一方で、防災組織が存在せず、発災時は管理組合や自治会役員が対応する体制とのことでした。そのため、役割分担を明確にできるアクションカードの導入が有効であると考え、提案を行いました。訓練では安否確認や集計にやや時間を要していたため、継続的な実施による改善と、結果の掲示による未参加者への啓発も必要と感じました。
実施内容と参加者の反応
避難訓練後、併設カフェにて講座を実施しました。講座では、マンション特有の被害や共助の重要性、自助としての在宅避難の備えについて解説しました。特に家具の転倒防止が未実施の世帯が多く、早急な対応の必要性を強調しました。
また、備蓄トイレの配布予定があることから、「体験すること」の重要性についてもお伝えしました。参加者からはアクションカードの事例や排水停止の判断基準など、実務的な質問が寄せられ、防災への関心の高さがうかがえました。
マンションの現状と今後の課題
築50年の旧耐震建物で、高齢化も進んでいる状況です。

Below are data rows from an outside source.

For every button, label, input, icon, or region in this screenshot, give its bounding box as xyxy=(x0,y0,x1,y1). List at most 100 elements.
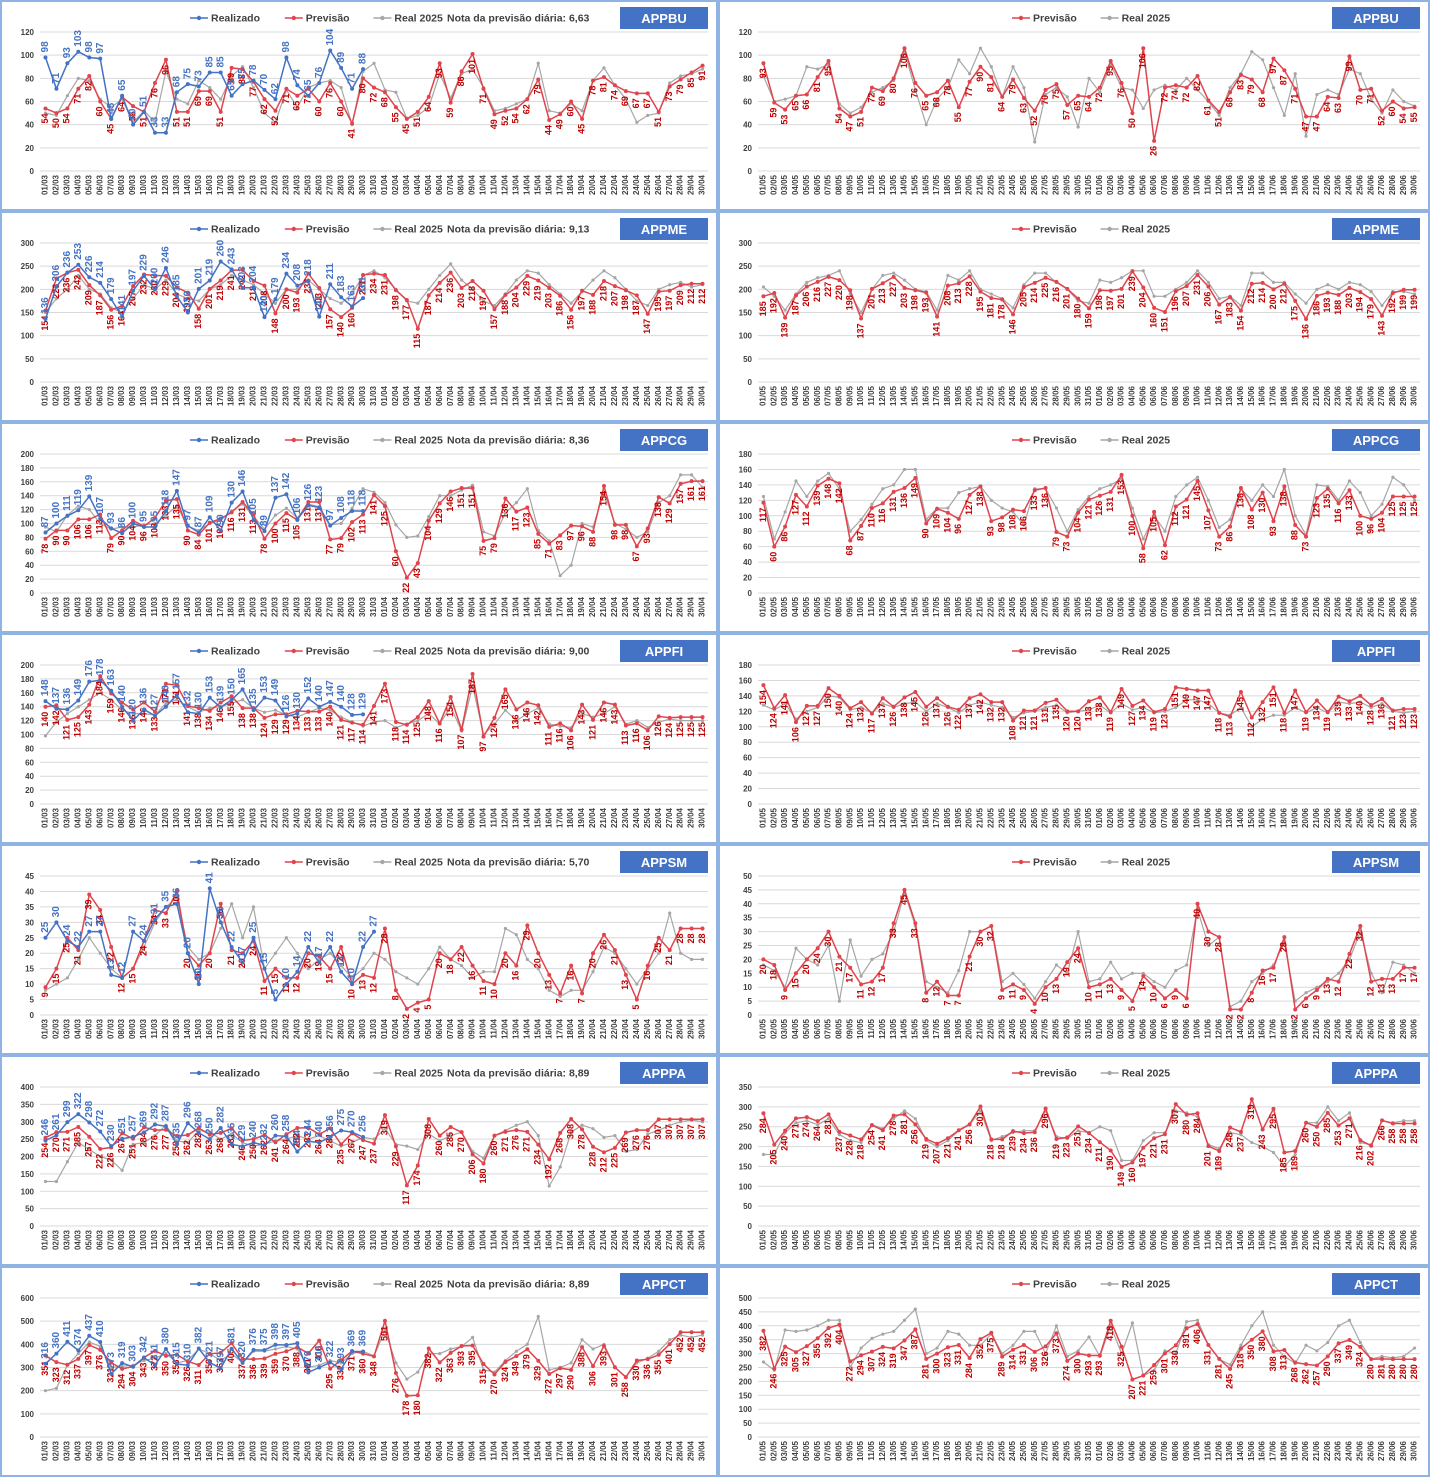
x-tick-label: 05/04 xyxy=(424,385,433,406)
data-label: 280 xyxy=(1181,1120,1191,1135)
data-point xyxy=(935,314,940,319)
data-point xyxy=(1271,280,1276,284)
data-point xyxy=(924,1137,929,1142)
x-tick-label: 17/03 xyxy=(216,174,225,195)
data-label: 16 xyxy=(1257,976,1267,986)
data-label: 133 xyxy=(1344,495,1354,510)
data-point xyxy=(284,511,289,516)
data-point xyxy=(427,287,431,291)
data-label: 104 xyxy=(942,518,952,533)
x-tick-label: 20/03 xyxy=(249,1018,258,1039)
station-badge: APPME xyxy=(620,218,708,240)
data-label: 40 xyxy=(171,896,181,906)
data-point xyxy=(229,1126,234,1131)
data-label: 222 xyxy=(95,1154,105,1169)
x-tick-label: 07/05 xyxy=(824,596,833,617)
x-tick-label: 08/06 xyxy=(1171,174,1180,195)
data-point xyxy=(383,501,387,505)
data-point xyxy=(174,109,179,114)
data-label: 149 xyxy=(1116,694,1126,709)
data-label: 108 xyxy=(149,523,159,538)
data-point xyxy=(163,266,168,271)
data-point xyxy=(174,1133,179,1138)
data-point xyxy=(1337,971,1341,975)
data-point xyxy=(120,704,125,709)
x-tick-label: 17/05 xyxy=(932,174,941,195)
data-point xyxy=(1087,306,1091,311)
data-point xyxy=(394,523,398,527)
data-point xyxy=(54,920,59,925)
data-label: 251 xyxy=(117,1117,128,1134)
data-point xyxy=(1390,291,1395,296)
data-point xyxy=(131,1134,136,1139)
data-point xyxy=(394,725,398,730)
data-point xyxy=(1336,292,1341,297)
data-point xyxy=(339,536,344,541)
data-point xyxy=(881,952,885,956)
data-point xyxy=(880,965,885,970)
data-label: 307 xyxy=(653,1124,663,1139)
x-tick-label: 18/05 xyxy=(943,1229,952,1250)
x-tick-label: 16/06 xyxy=(1258,1018,1267,1039)
data-label: 87 xyxy=(40,516,51,528)
data-point xyxy=(196,706,201,711)
data-label: 437 xyxy=(84,1314,95,1331)
data-point xyxy=(449,705,453,709)
x-tick-label: 16/04 xyxy=(544,1229,553,1250)
x-tick-label: 19/03 xyxy=(238,1018,247,1039)
data-point xyxy=(580,1123,584,1127)
data-point xyxy=(328,1126,333,1131)
data-point xyxy=(273,97,278,102)
station-badge: APPFI xyxy=(620,640,708,662)
data-point xyxy=(492,722,497,726)
x-tick-label: 23/06 xyxy=(1334,807,1343,828)
data-point xyxy=(98,951,102,955)
data-point xyxy=(1271,287,1276,292)
x-tick-label: 11/05 xyxy=(867,385,876,405)
data-point xyxy=(218,700,223,705)
data-point xyxy=(783,702,787,706)
data-point xyxy=(848,1133,853,1138)
data-label: 388 xyxy=(292,1352,302,1367)
legend-label: Previsão xyxy=(1033,1068,1077,1080)
data-label: 8 xyxy=(1246,998,1256,1003)
data-point xyxy=(794,946,798,950)
x-tick-label: 17/03 xyxy=(216,385,225,406)
data-point xyxy=(273,966,278,971)
y-tick-label: 140 xyxy=(21,492,35,501)
data-point xyxy=(1065,960,1070,965)
data-point xyxy=(1130,513,1135,518)
data-point xyxy=(76,49,81,54)
data-point xyxy=(76,1141,80,1145)
data-point xyxy=(1314,1124,1319,1129)
x-tick-label: 01/06 xyxy=(1095,1440,1104,1461)
data-point xyxy=(54,297,59,301)
data-point xyxy=(174,294,179,299)
data-point xyxy=(891,489,896,494)
x-tick-label: 16/06 xyxy=(1258,1440,1267,1461)
x-tick-label: 21/05 xyxy=(976,385,985,406)
data-point xyxy=(1173,987,1178,992)
data-point xyxy=(196,84,201,89)
x-tick-label: 20/04 xyxy=(588,1229,597,1250)
data-point xyxy=(656,714,661,719)
data-label: 319 xyxy=(117,1341,128,1358)
x-tick-label: 16/04 xyxy=(544,1018,553,1039)
x-tick-label: 15/04 xyxy=(533,1440,542,1461)
y-tick-label: 180 xyxy=(21,675,35,684)
legend-label: Previsão xyxy=(306,224,350,236)
data-label: 140 xyxy=(336,322,346,337)
data-label: 148 xyxy=(823,484,833,499)
data-point xyxy=(328,708,332,712)
data-point xyxy=(902,467,907,472)
x-tick-label: 15/06 xyxy=(1247,807,1256,828)
data-label: 60 xyxy=(565,107,575,117)
data-point xyxy=(1250,980,1254,984)
data-label: 107 xyxy=(456,735,466,750)
data-label: 146 xyxy=(1007,319,1017,334)
x-tick-label: 18/04 xyxy=(566,1440,575,1461)
data-label: 86 xyxy=(1224,532,1234,542)
data-label: 41 xyxy=(204,872,215,884)
legend-entry-previsao: Previsão xyxy=(284,857,350,869)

防災組織は未整備であり、体制づくりやマニュアル整備が今後の大きな課題となっています。特に要配慮者の把握や支援体制の構築には時間がかかるため、単年度で交代する役員体制の中でどのように継続性を確保するかが重要です。
また、エレベーターの閉じ込め対策や館内放送設備の未整備など、ハード面での課題も見受けられました。一方で、クリニックやカフェといった地域資源がある点は強みであり、これらを活かしたつながりづくりとあわせて、防災対策を段階的に進めていくことが期待されます。
参加者の感想

管理組合でルールを見直して、防災計画を構築したいと思いました。

防災の基本的な部分をまんべんなく聞けてよかったで自分の安全は自分でできる限り事前準備し、日頃より考えておくことを自覚しました。

マンションや周辺エリアの現状や課題など、具体的に知ることができてよかった。全て興味を持てた話でした。

初動アクションカードの話は初めて聞きましたが、とても興味を持てました。ハマッコトイレを初めて知りました。

住民同士もっとコミュニケーションを取ることが必要だと思いました。